That conversation between Barbadian artist, Sheena Rose and the chief architect and Alice Yard contemporary space co-director, Sean Leonard, some years ago would be fully realized as a work to celebrate Alice Yard’s 10 year anniversary in 2016. Rose was the first participant in the Alice Yard site-specific improvisational 24hr Residency (2009) as conceived by artist Marlon Griffith and Alice Yard’s co-director, Christopher Cozier.

http://aliceyard.blogspot.com/2009/05/town-by-sheena-rose.html

Branded Out of Place,  the celebration is actually more a series of actions than any sort of ‘big’ event.

Co-curated by Alice Yard artist in residence (AIR) and Cozier, Alice Yard’s 10th anniversary ‘project X’ is a sequence of informal collaborations between various artists, who choose to engage the art space, asking questions that seek to alter the public’s relationship to artistic investigation and experimentation. As the Alice Yard blog says, “What would happen if we dislodge the artwork from traditional forms of display/encounter and locations, dismantle mythologies of sole authorship and propose the status of the art object or action as an instigative “event”?”

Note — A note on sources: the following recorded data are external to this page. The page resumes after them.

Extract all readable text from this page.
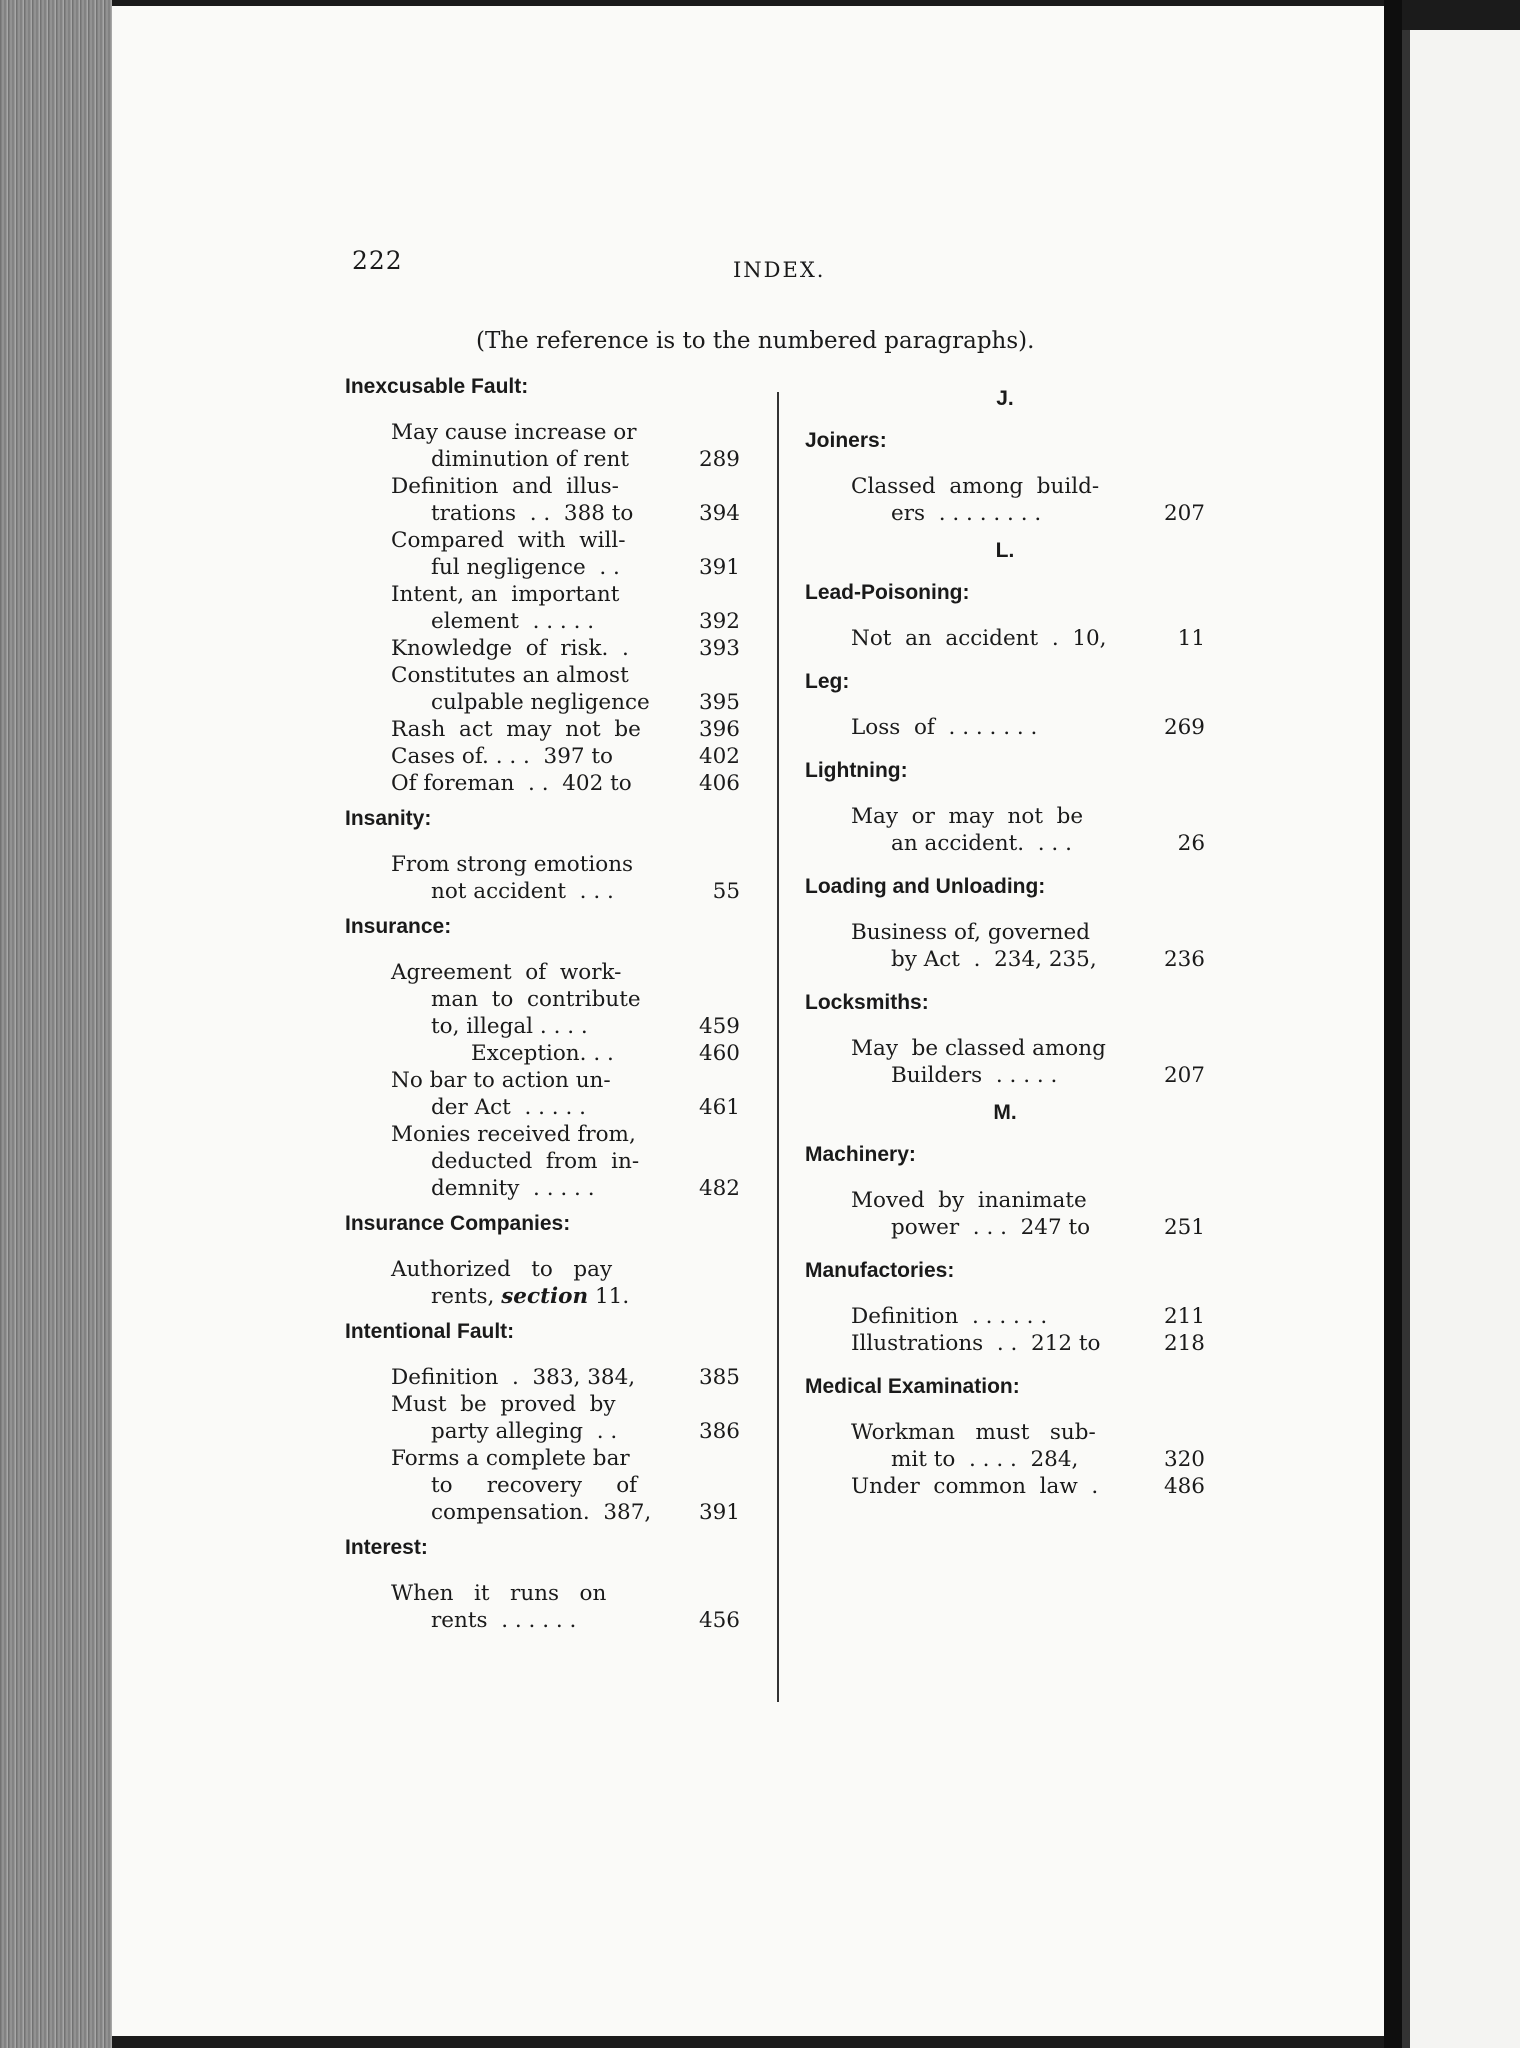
222	INDEX.
(The reference is to the numbered paragraphs).
Inexcusable Fault:
May cause increase or
diminution of rent	289
Definition  and  illus-
trations  . .  388 to	394
Compared  with  will-
ful negligence  . .	391
Intent, an  important
element  . . . . .	392
Knowledge  of  risk.  .	393
Constitutes an almost
culpable negligence	395
Rash  act  may  not  be	396
Cases of. . . .  397 to	402
Of foreman  . .  402 to	406
Insanity:
From strong emotions
not accident  . . .	55
Insurance:
Agreement  of  work-
man  to  contribute
to, illegal . . . .	459
Exception. . .	460
No bar to action un-
der Act  . . . . .	461
Monies received from,
deducted  from  in-
demnity  . . . . .	482
Insurance Companies:
Authorized   to   pay
rents, section 11.
Intentional Fault:
Definition  .  383, 384,	385
Must  be  proved  by
party alleging  . .	386
Forms a complete bar
to     recovery     of
compensation.  387,	391
Interest:
When   it   runs   on
rents  . . . . . .	456
J.
Joiners:
Classed  among  build-
ers  . . . . . . . .	207
L.
Lead-Poisoning:
Not  an  accident  .  10,	11
Leg:
Loss  of  . . . . . . .	269
Lightning:
May  or  may  not  be
an accident.  . . .	26
Loading and Unloading:
Business of, governed
by Act  .  234, 235,	236
Locksmiths:
May  be classed among
Builders  . . . . .	207
M.
Machinery:
Moved  by  inanimate
power  . . .  247 to	251
Manufactories:
Definition  . . . . . .	211
Illustrations  . .  212 to	218
Medical Examination:
Workman   must   sub-
mit to  . . . .  284,	320
Under  common  law  .	486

http://aliceyard.blogspot.com/2016/09/out-of-place.html

Artist Sheena Rose’s fascination with the birdmen of Trinidad would inspire a performance piece called, ‘Bird Story’, at 10 o’clock in the night on Saturday, September 17th.

A man talking to a bird is nothing ‘slight’, as noted on instagram by @anikamagic3 who commented, “Doh be watching dem small cage and big man slight in de road nah… Chiki Chong does sell for 20-40k here.”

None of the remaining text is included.